The Restless

In Gerty Dambury’s The Restless, living and dead members of a Guadeloupe neighborhood recount the tragic aftermath of a deadly protest. The novel is inspired by real events and a shocking cover-up.

On May 24, 1967, a union strike in Pointe-à-Pitre turns bloody when police fire on demonstrators. For nine-year-old Émilienne and her eight siblings, their father’s failure to come home after the tragedy and their teacher’s sudden departure are destabilizing events that invite a chorus of commentators.

Despite the original count of five dead, it later emerges that more than 100 people were seriously wounded or killed. A large-scale cover-up follows. In Dambury’s novel, magical realism becomes a vehicle for exploring the events.

As Émilienne sits on a bench, waiting in vain for her father, she is visited by five figures, four of them ghostly. They include two of her former neighbors, one of whom hung himself because of homophobia. Their testimonies illuminate the community’s history and mores. Abrupt narrative shifts occasionally make identification awkward, yet the frequent changes give the novel its verve.
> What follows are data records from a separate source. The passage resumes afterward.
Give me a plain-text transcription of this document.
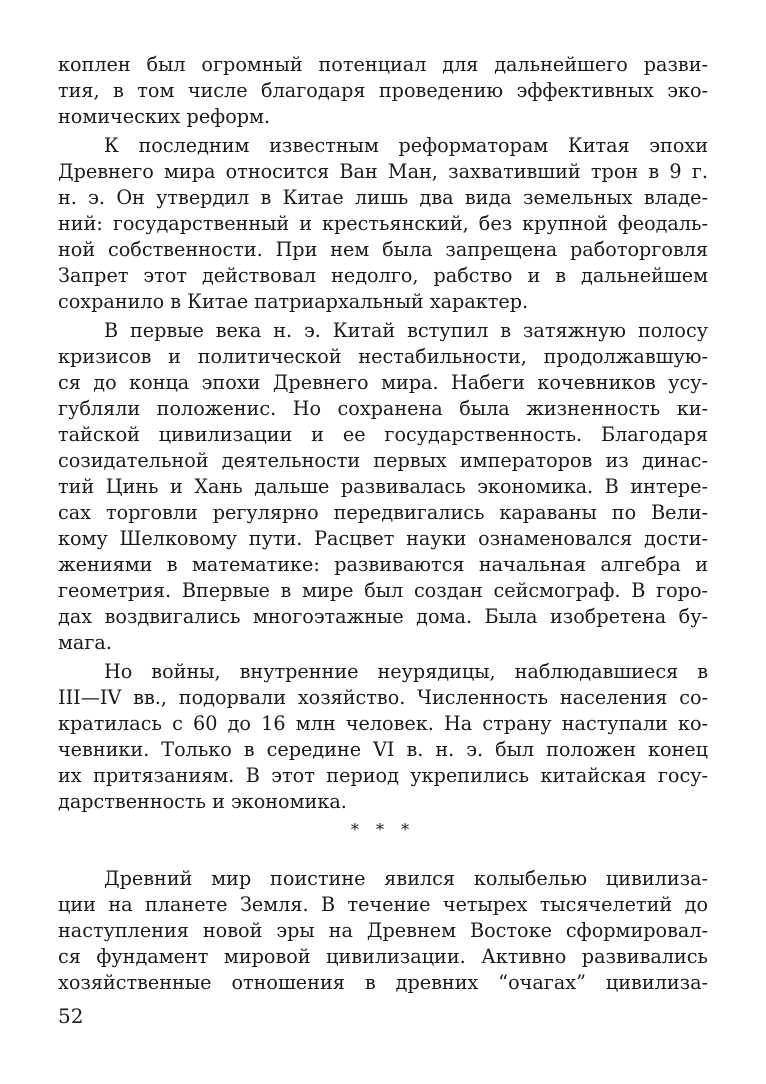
коплен был огромный потенциал для дальнейшего разви-
тия, в том числе благодаря проведению эффективных эко-
номических реформ.
К последним известным реформаторам Китая эпохи
Древнего мира относится Ван Ман, захвативший трон в 9 г.
н. э. Он утвердил в Китае лишь два вида земельных владе-
ний: государственный и крестьянский, без крупной феодаль-
ной собственности. При нем была запрещена работорговля
Запрет этот действовал недолго, рабство и в дальнейшем
сохранило в Китае патриархальный характер.
В первые века н. э. Китай вступил в затяжную полосу
кризисов и политической нестабильности, продолжавшую-
ся до конца эпохи Древнего мира. Набеги кочевников усу-
губляли положенис. Но сохранена была жизненность ки-
тайской цивилизации и ее государственность. Благодаря
созидательной деятельности первых императоров из динас-
тий Цинь и Хань дальше развивалась экономика. В интере-
сах торговли регулярно передвигались караваны по Вели-
кому Шелковому пути. Расцвет науки ознаменовался дости-
жениями в математике: развиваются начальная алгебра и
геометрия. Впервые в мире был создан сейсмограф. В горо-
дах воздвигались многоэтажные дома. Была изобретена бу-
мага.
Но войны, внутренние неурядицы, наблюдавшиеся в
III—IV вв., подорвали хозяйство. Численность населения со-
кратилась с 60 до 16 млн человек. На страну наступали ко-
чевники. Только в середине VI в. н. э. был положен конец
их притязаниям. В этот период укрепились китайская госу-
дарственность и экономика.
* * *
Древний мир поистине явился колыбелью цивилиза-
ции на планете Земля. В течение четырех тысячелетий до
наступления новой эры на Древнем Востоке сформировал-
ся фундамент мировой цивилизации. Активно развивались
хозяйственные отношения в древних “очагах” цивилиза-
52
The chorus of voices includes a plural narration from Émilienne’s siblings that resembles prose poetry. They choreograph the novel so that it is “told the way a caller calls out a Caribbean quadrille.” That dance’s traditional steps provide the novel’s structure, while snatches of Creole lend the text vibrant specificity.

“The dead are never really dead in Guadeloupe,” Dambury asserts. Here, she tenders poetic reflections on loss and the duties of the living.